A retired statistician was interested in determining the average cost of a $200,000.00 term life insurance policy for a 60-year-old male non-smoker. He randomly sampled 65 subjects (60-year-old male non-smokers) and constructed the following 95 percent confidence interval for the mean cost of the term life insurance: ($850.00, $1050.00). What value of alpha was used to create this confidence interval?

A marketing research company is estimating the average total compensation of CEOs in the service industry. Data were randomly collected from 18 CEOs and the 97% confidence interval was calculated to be ($2,181,260, $5,836,180). Give a practical interpretation of the confidence interval.
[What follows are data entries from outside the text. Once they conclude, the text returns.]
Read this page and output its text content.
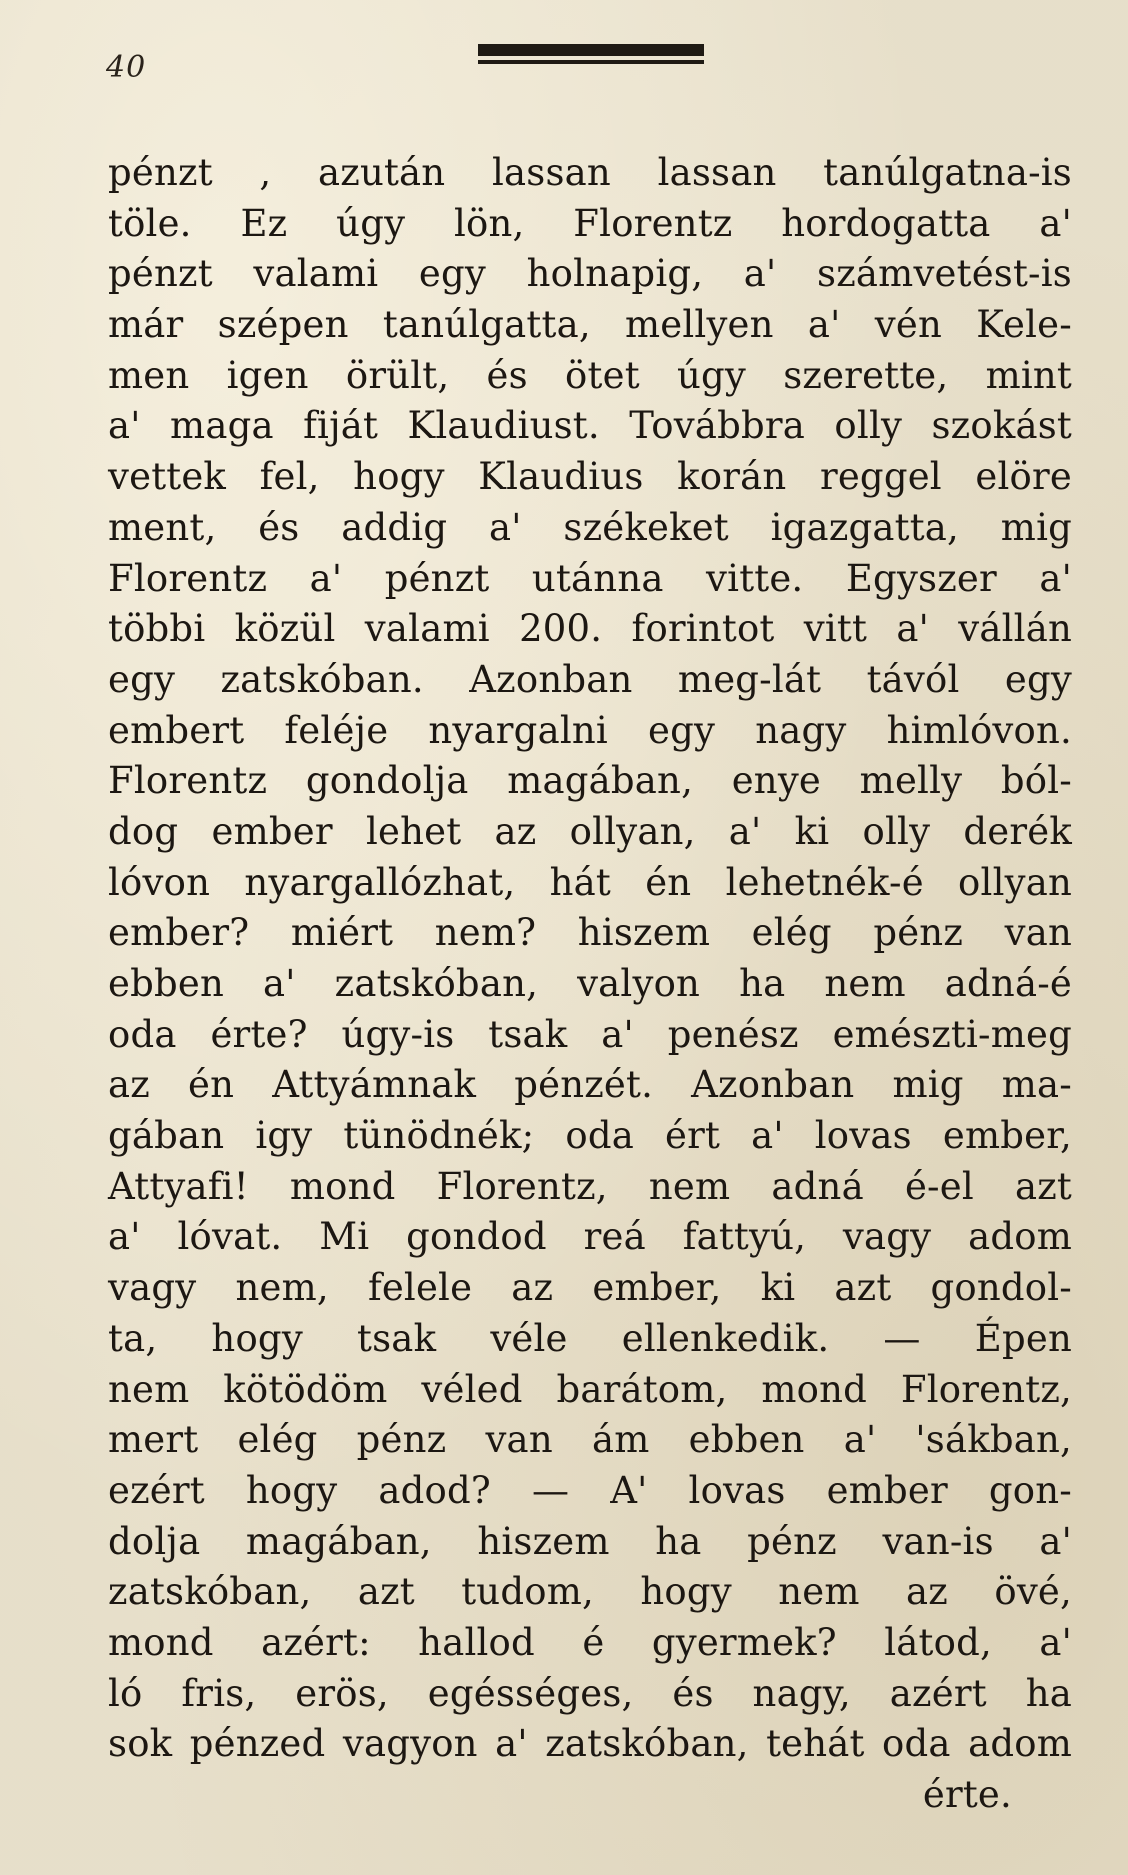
40
pénzt , azután lassan lassan tanúlgatna-is
töle. Ez úgy lön, Florentz hordogatta a'
pénzt valami egy holnapig, a' számvetést-is
már szépen tanúlgatta, mellyen a' vén Kele-
men igen örült, és ötet úgy szerette, mint
a' maga fiját Klaudiust. Továbbra olly szokást
vettek fel, hogy Klaudius korán reggel elöre
ment, és addig a' székeket igazgatta, mig
Florentz a' pénzt utánna vitte. Egyszer a'
többi közül valami 200. forintot vitt a' vállán
egy zatskóban. Azonban meg-lát távól egy
embert feléje nyargalni egy nagy himlóvon.
Florentz gondolja magában, enye melly ból-
dog ember lehet az ollyan, a' ki olly derék
lóvon nyargallózhat, hát én lehetnék-é ollyan
ember? miért nem? hiszem elég pénz van
ebben a' zatskóban, valyon ha nem adná-é
oda érte? úgy-is tsak a' penész emészti-meg
az én Attyámnak pénzét. Azonban mig ma-
gában igy tünödnék; oda ért a' lovas ember,
Attyafi! mond Florentz, nem adná é-el azt
a' lóvat. Mi gondod reá fattyú, vagy adom
vagy nem, felele az ember, ki azt gondol-
ta, hogy tsak véle ellenkedik. — Épen
nem kötödöm véled barátom, mond Florentz,
mert elég pénz van ám ebben a' 'sákban,
ezért hogy adod? — A' lovas ember gon-
dolja magában, hiszem ha pénz van-is a'
zatskóban, azt tudom, hogy nem az övé,
mond azért: hallod é gyermek? látod, a'
ló fris, erös, egésséges, és nagy, azért ha
sok pénzed vagyon a' zatskóban, tehát oda adom
érte.
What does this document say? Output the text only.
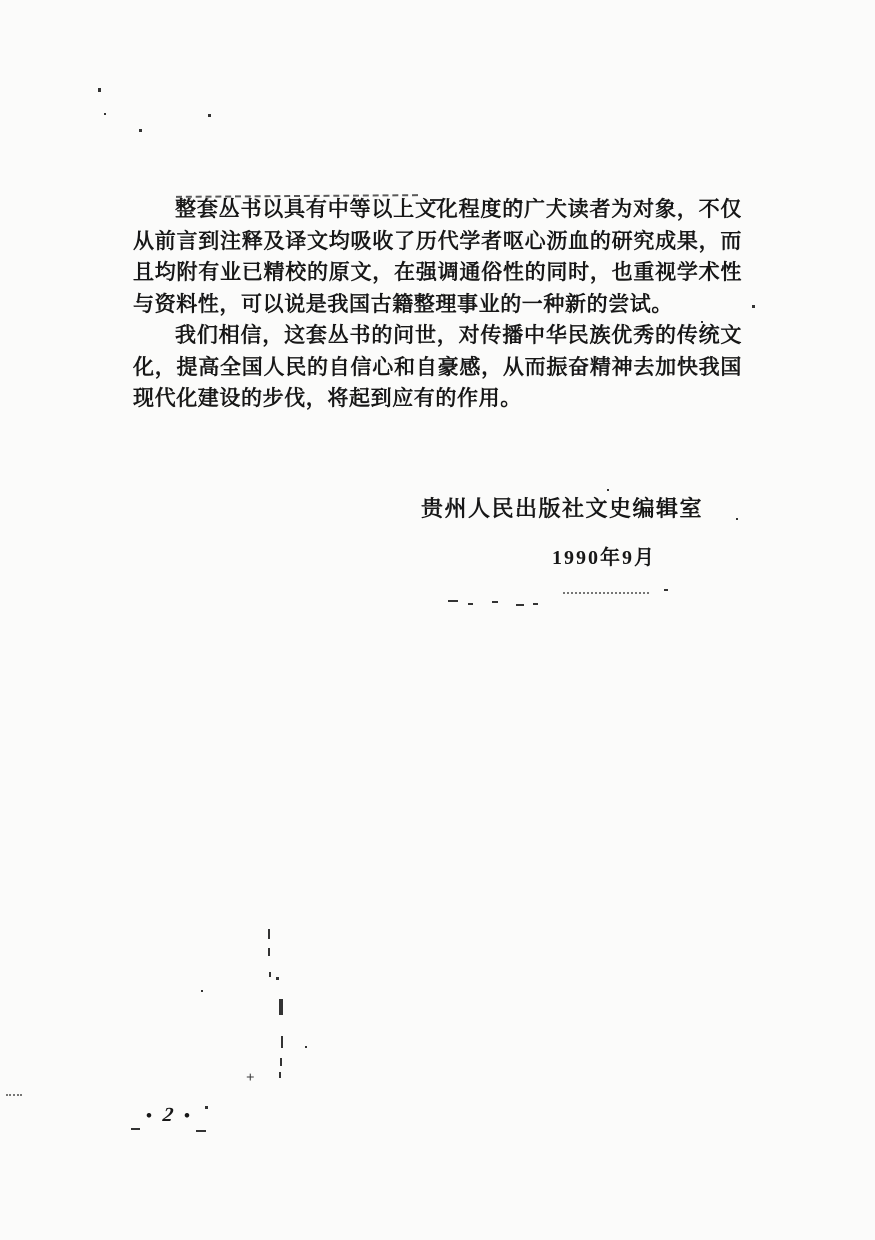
整套丛书以具有中等以上文化程度的广大读者为对象，不仅从前言到注释及译文均吸收了历代学者呕心沥血的研究成果，而且均附有业已精校的原文，在强调通俗性的同时，也重视学术性与资料性，可以说是我国古籍整理事业的一种新的尝试。

我们相信，这套丛书的问世，对传播中华民族优秀的传统文化，提高全国人民的自信心和自豪感，从而振奋精神去加快我国现代化建设的步伐，将起到应有的作用。

贵州人民出版社文史编辑室
1990年9月
+
• 2 •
Find the value of $t _ { 0 } \text { such that the following statement is true: } P \left( - t _ { 0 } \leq t \leq t _ { 0 } \right) = .99 \text { where } \mathrm { df } = 9 \text {. }$

A computer package was used to generate the following printout for estimating the mean sale price of homes in a particular neighborhood. $X=\text { sale price }$ SAMPLE MEAN OF X =46300 SAMPLE STANDARD DEV =13747 SAMPLE SIZE OF X =25 CONFIDENCE =90 UPPER LIMIT =51003.90 SAMPLE MEAN OF X=46300 LOWER LIMIT =31596.10 A friend suggests that the mean sale price of homes in this neighborhood is $42,000. Comment on your friend's suggestion.

A newspaper reports on the topics that teenagers most want to discuss with their parents. The findings, the results of a poll, showed that 46% would like more discussion about the family's financial situation, 37% would like to talk about school, and 30% would like to talk about religion. These and other percentages were based on a national sampling of 505 teenagers. Estimate the proportion of all teenagers who want more family discussions about religion. Use a 99% confidence level.

The following sample of 16 measurements was selected from a population that is approximately normally distributed. 61 85 92 77 83 81 75 78 95 87 69 74 76 84 80 83 Construct a 90% confidence interval for the population mean.